A great deal of impatience and exasperation colours Iraq’s relationship with investor companies and international partners. “It is very slow,” one Chinese oil executive tells fDi of progress related to his company’s projects in Iraq. “If you ask for information [from the government], you have to send several letters and wait a month for a response. And with some rights it is not clear which government agency to best seek help from – for example, as there is no central agency in charge of land use, do you deal with local authorities or does the land belong to the central government? This kind of thing can delay projects.”
For international oil companies, the economic evaluation for Iraq is difficult. The Chinese oil executive, who chatted with fDi on an outbound flight from Baghdad, says: “The biggest question is the pricing mechanism and the biggest issue is whether we can recover the costs of petroleum operations in Iraq.”
It is generally perceived that Chinese firms have an edge over Anglo-Saxon competitors in capitalising on Iraq’s oil potential, but this executive, a fluent English speaker, does not necessarily agree. “Sometimes it’s difficult to connect [due to language and cultural barriers]. I heard there are only seven Chinese speakers in Iraq – and I have met three of them!” he says.
But he thinks the long-term outlook is positive. “We hope … we think,” he concludes, hesitantly.
Black oil rush
If Iraq can be criticised, fairly at times, for foot-dragging, its government also faces the opposite complaint, that it is rushing things – trying to run before it can walk – with its planned fourth oil licensing round, which comes quickly on the heels of its predecessors. Abdul Mahdy al-Ameedi, director-general for the licensing directorate within the Ministry of Oil, says that may have been a valid criticism after the (initially bungled) first round but not now.
“Maybe at that time it would have been reasonable to wait and see what the bottleneck problems and difficulties were and what the advantages of our [oil] contracts were... But after implementing these surface contracts for the previous three licensing rounds I can say at least we have the minimum capabilities and abilities to manage the implementation of the new contracts,” he says.
“Our model contract will be distinguished, it will override any weak points in the previous contracts and I hope that the international oil companies that will participate in the roadshow or in this licensing round will find the contract quite fair and balanced for them in order to achieve their interests and benefits.”
The auction is scheduled for January 25 and 26, 2012, (but that may slip back by two days) and 40-odd companies have been pre-qualified to participate. What is on offer are 12 exploration blocks; seven of them are potential gas fields. To date, Iraqi efforts have focused on the low-hanging fruit of oil, but attention is turning to natural gas, in which Iraq is also potentially rich.

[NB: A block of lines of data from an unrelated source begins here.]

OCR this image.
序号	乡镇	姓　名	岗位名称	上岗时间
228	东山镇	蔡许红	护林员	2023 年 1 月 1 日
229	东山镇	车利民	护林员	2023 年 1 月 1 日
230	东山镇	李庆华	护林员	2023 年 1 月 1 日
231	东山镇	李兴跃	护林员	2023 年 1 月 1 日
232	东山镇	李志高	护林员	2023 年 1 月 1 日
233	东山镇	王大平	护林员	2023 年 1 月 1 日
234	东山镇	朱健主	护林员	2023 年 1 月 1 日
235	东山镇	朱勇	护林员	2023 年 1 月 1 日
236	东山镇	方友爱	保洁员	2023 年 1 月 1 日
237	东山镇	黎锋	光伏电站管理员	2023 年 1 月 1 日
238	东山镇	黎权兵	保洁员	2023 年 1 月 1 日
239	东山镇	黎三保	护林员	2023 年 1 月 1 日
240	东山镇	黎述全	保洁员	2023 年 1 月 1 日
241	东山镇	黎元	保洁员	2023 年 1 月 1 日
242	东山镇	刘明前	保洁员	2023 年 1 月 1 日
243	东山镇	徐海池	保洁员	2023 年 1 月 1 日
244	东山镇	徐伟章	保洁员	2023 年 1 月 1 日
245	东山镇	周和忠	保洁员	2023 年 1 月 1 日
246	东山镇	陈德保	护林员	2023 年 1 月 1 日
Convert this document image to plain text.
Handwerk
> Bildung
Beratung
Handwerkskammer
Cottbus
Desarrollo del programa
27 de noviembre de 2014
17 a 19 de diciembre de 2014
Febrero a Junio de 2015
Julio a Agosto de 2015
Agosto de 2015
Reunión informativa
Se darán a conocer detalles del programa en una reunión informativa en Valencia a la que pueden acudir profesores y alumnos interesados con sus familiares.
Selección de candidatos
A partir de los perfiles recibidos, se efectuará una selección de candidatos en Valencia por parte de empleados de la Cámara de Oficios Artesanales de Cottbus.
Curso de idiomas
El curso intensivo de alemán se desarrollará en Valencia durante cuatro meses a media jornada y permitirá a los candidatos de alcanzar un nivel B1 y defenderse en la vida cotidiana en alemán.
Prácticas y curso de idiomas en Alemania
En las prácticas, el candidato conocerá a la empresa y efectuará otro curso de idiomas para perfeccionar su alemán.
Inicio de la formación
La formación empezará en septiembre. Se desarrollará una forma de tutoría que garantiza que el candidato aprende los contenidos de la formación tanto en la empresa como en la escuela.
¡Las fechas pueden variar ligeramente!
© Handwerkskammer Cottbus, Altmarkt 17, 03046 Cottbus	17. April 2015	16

“Iraq has been in the oil industry for the past 60 years. Now the Ministry of Oil is intending to enter the gas industry, which is a new area that we need to enter in order to develop our capabilities and to build new companies, new organisations and new facilities,” says Mr Ameedi.
There is a geopolitical impetus behind the push for natural gas exploration as well: Iraq is heavily reliant on natural gas from its neighbour Iran. An Iraq that would not only be self-sufficient in gas but also be among the world’s top oil exporters is a prospect, however yet distant, worth preparing for.